Après la création d'une allée Aimé Césaire en 2009 en bord de mer auprès du pavillon Fleuriau, puis, dans son prolongement reliant le Casino au Vieux Port, de la Promenade Toussaint Louverture (cf. J. de Cauna, Toussaint Louverture, le Grand Précurseur, Bordeaux, Ed. Sud-Ouest, 2012), la nouvelle municipalité consacra son implication mémorielle et historique par la réalisation d'une statue de Toussaint Louverture installée le 20 mai 2015 dans la cour d'entrée de l'hôtel Fleuriau. Face aux habituelles polémiques négatives, le sculpteur Ousmane Sow déclarait fermement dans son discours inaugural en dévoilant son oeuvre : « Surtout, Toussaint Louverture est ici à sa place. La Rochelle a le courage d’affronter son passé. En tant que Noir, je suis fier de l’histoire de Toussaint Louverture. Je ne crois pas aux repentances, mais il faut qu’on sache… Il faut avoir l’honnêteté de dire que s’il y a eu esclavage, c’est qu’il y a eu des gens qui ont vendu des esclaves... ». Cette déclaration, qui fait honneur à son auteur autant qu'au Grand Précurseur et à l'antériorité du travail historique rochelais, lance en même temps un courageux appel à l'extension temporelle et spatiale de la recherche historique sur le sujet (cf. J. de Cauna, Fleuriau, La Rochelle et l'esclavage. Trente-cinq ans de mémoire et d'histoire, Paris, Les Indes Savantes, 2017)

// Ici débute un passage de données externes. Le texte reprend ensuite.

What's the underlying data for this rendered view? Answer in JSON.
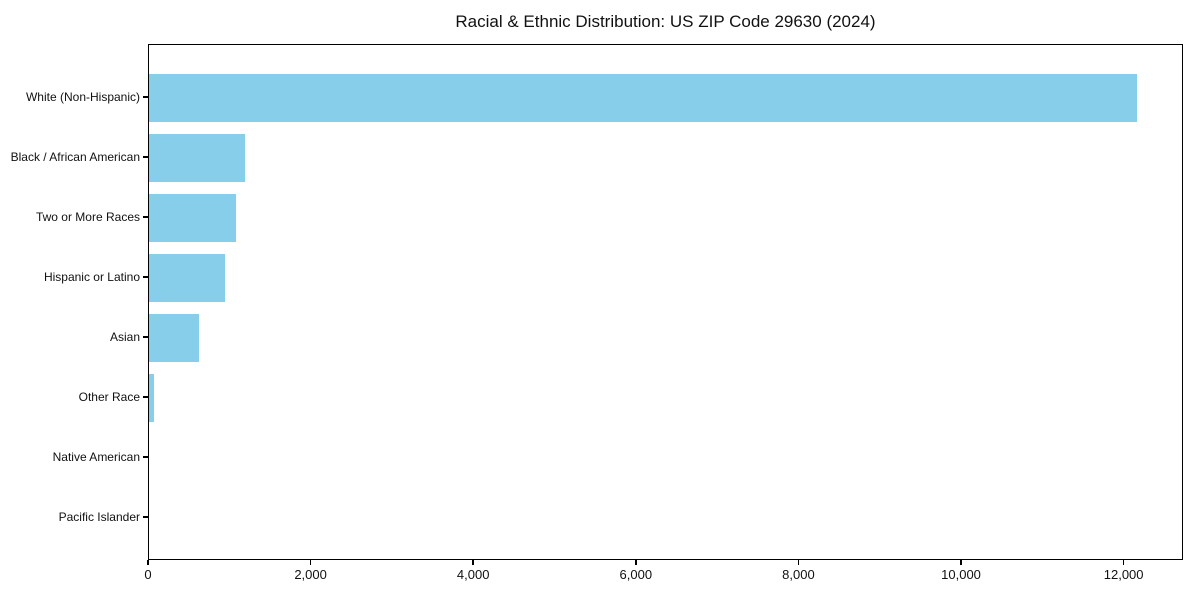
{
  "chart_data": {
    "type": "bar",
    "orientation": "horizontal",
    "title": "Racial & Ethnic Distribution: US ZIP Code 29630 (2024)",
    "categories": [
      "White (Non-Hispanic)",
      "Black / African American",
      "Two or More Races",
      "Hispanic or Latino",
      "Asian",
      "Other Race",
      "Native American",
      "Pacific Islander"
    ],
    "values": [
      12150,
      1180,
      1070,
      930,
      620,
      60,
      0,
      0
    ],
    "xlabel": "",
    "ylabel": "",
    "xlim": [
      0,
      12730
    ],
    "xticks": [
      0,
      2000,
      4000,
      6000,
      8000,
      10000,
      12000
    ],
    "xtick_labels": [
      "0",
      "2,000",
      "4,000",
      "6,000",
      "8,000",
      "10,000",
      "12,000"
    ],
    "bar_color": "#87CEEB",
    "spine_color": "#000000",
    "grid": false,
    "legend": "none"
  }
}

C'est dans ce long parcours mémoriel que s'inscrit aujourd'hui, dans le respect et la continuité de l'histoire locale et transatlantique, entre la Nouvelle Aquitaine, la Gascogne, Haïti et les Antilles, la sculpture rochelaise de la nourrice affranchie baptisée Clarisse par l'artiste haïtien Filipo et dont le pendant iconographique figure au Musée du Nouveau-Monde dans un beau tableau d'époque attribué au peintre rochelais Joseph Canet de Chanteloub et resté dans l'héritage créole d'une famille bordelaise.
Il revenait naturellement à la chaire d'Haïti à Bordeaux - compétente pour la Nouvelle Aquitaine et les quatre grands ports de notre région, de La Rochelle à Bayonne en passant par Rochefort et Bordeaux - de faire le point sur cette importante journée tenue dans ce haut lieu de mémoire en l'inscrivant clairement dans son contexte historique dans un souci de juste information.